NFC has finally gone mainstream. The number of tablets and smartphones with NFC technology is growing fast, but so are the questions surrounding it. You’ve probably heard about Apple Pay, the digital wallet for the iPhone 6 that is making its way into hundreds of thousands of stores. But you may not know what NFC is, the uses for it, or why we should actually care.
The fact is, NFC is more than a wallet-replacement. There’s nearly endless potential when NFC chips are involved. This guide to NFC chips will help answer your NFC related questions.
What is NFC?
NFC stands for Near-Field Communication and allows phones, tablets, and laptops to share data with other NFC-equipped devices. The technology evolved from radio-frequency identification (RFID) tech. RFID is behind those security scan cards that get you into the office everyday or bypass that tollbooth on your morning commute.
NFC is very much like RFID, but NFC is limited to communication within four inches. Most people consider NFC’s small radius a major security benefit and it’s one of the reasons that NFC is taking off as a secure alternative to credit cards. But the technology can be used for more than making purchases at Bloomingdales. NFC can transfer data like videos, contact information, and photos between two NFC enabled devices.
How does NFC work?
Unlike Bluetooth, NFC doesn’t require any kind of manual pairing or device discovery to transfer data. With NFC, a connection is automatically started when another NFC device enters into that four-inch range. Once in range, the two devices instantaneously communicate and send prompts to the user. There’s huge potential with NFC. Listed below are three major ways NFC can facilitate communication between two devices.
Digital Wallet: Placing your handset within 4 inches of the Pay Pad will prompt your wallet or passbook and then ask you to confirm payment. With Apple Pay this means placing your finger on the home button.
Sharing between Android devices: When two enabled NFC devices are in range, a prompt will appear asking if you’d like to “Beam” whatever content (videos, contact information, or photos) is on-screen to the other Android device.
NFC Chips: These “taps” can be programmed with Tasker to perform certain tasks when scanned. For instance, you can put one on your desk and with a quick scan on the tap, you can set your phone to vibrate, disable GPS, or enable only work-related notifications, among other features.
Which devices have NFC
The list of NFC equipped devices is growing. NFC world has assembled a list of NFC enabled phones.
Apple Watch, iPhone 6 and 6 Plus, iPad Air 2
NFC is a new addition in the Apple world. Unfortunately, Apple’s new fleet of NFC-equipped devices will be only be able to make purchases. The ability to share data with a simple scan isn’t available.

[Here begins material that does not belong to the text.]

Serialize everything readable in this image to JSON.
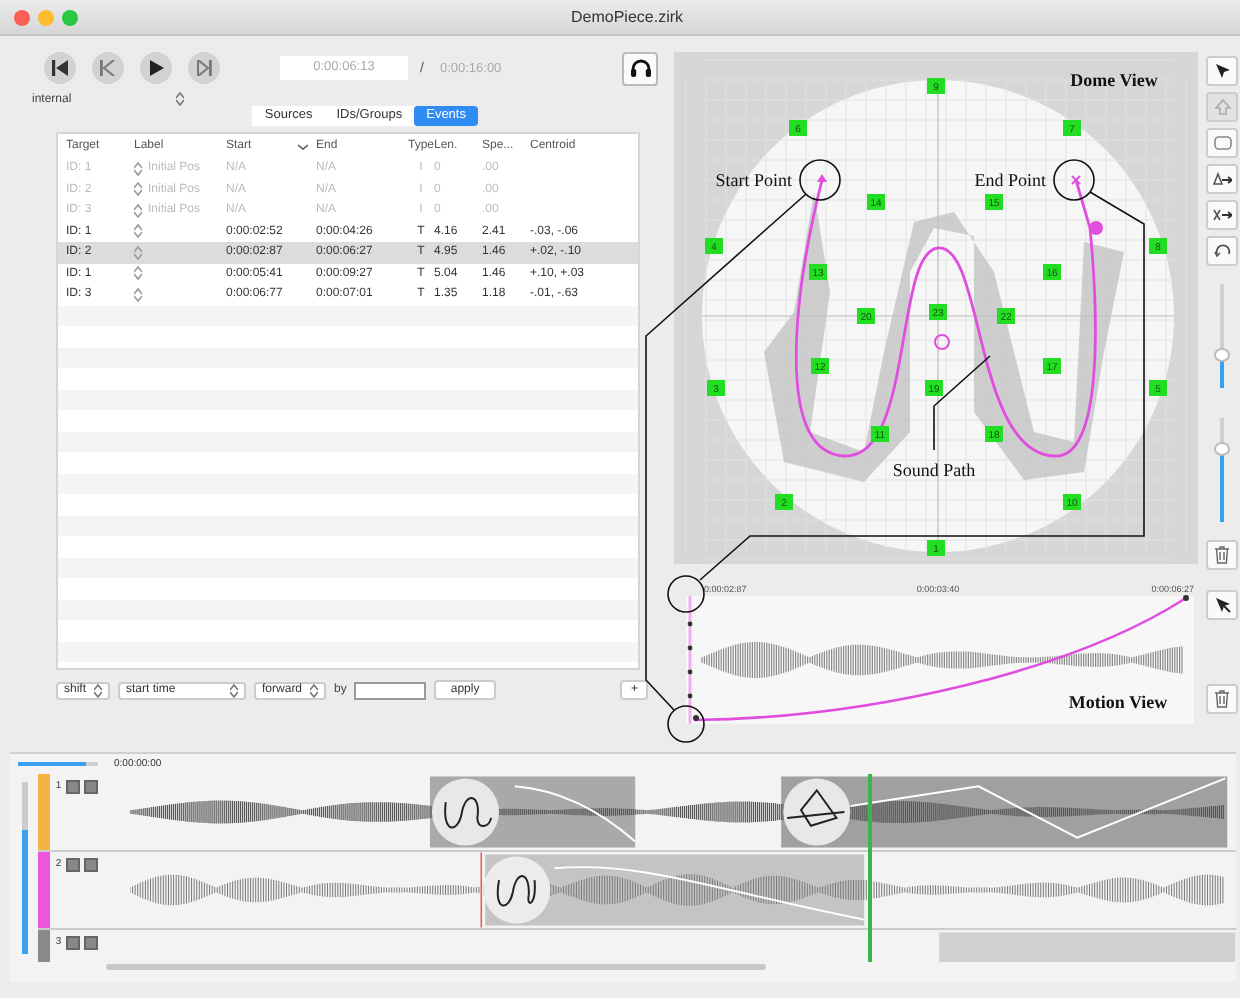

The NFC chip is included in the iPad Air 2, but the Apple website states that the device won’t work with Pay Pads. Many banks and even some retailers will be Apple Pay-ready by 2015.
Related: Apple restricts NFC to payments only
Every device running on Android 4.0 or later
Android Beam, the native feature for all devices running on Android 4.0 or later, allows the exchange of pretty much any kind of info, including YouTube videos, webpages, or contact information. It also allows Android users to take advantage of Google Wallet, which has been around since 2011.
Android beam can be enabled through your Phone’s settings > Wireless networks > More > Activate Beam. This path will now be able to utilize beam by placing their phone next to another NFC enabled device for several seconds. A prompt should automatically appear asking if you’d like to beam to another phone or device.
Lots of Windows devices are NFC-equipped. NFC world has all of them.
What else can NFC do?
Apple Pay, Google Wallet, and other digital wallets are just the beginning of NFC. Paying from your smartphone is just the beginning. Many tech accessories take advantage of this feature, including the Sony QX lens which can snap pics and video and send them to your photo library via NFC.
The Future of NFC
The era of NFC is just beginning. Expect to see NFC technology in more places. Wearable tech is an obvious starting point. NFC has been embeded in jewelry that could be used to access private data. Some manufactures are making temporary tattoos with embedded NFC chips that’ll unlock your phone. Creepier still is the xNT implant, a $99 kit that provides everything you need (including a syringe) to implant an NFC chip into your body.
Several major cities, including San Francisco, now offer payment options through parking meters. Cities like London and Manchester will send you a humorous call from a historical figure when you scan the NFC tab of the corresponding statue. You can purchase NFC tags that’ll allow users to preform tasks like enable Wi-Fi, or set phone settings, in a matter of seconds.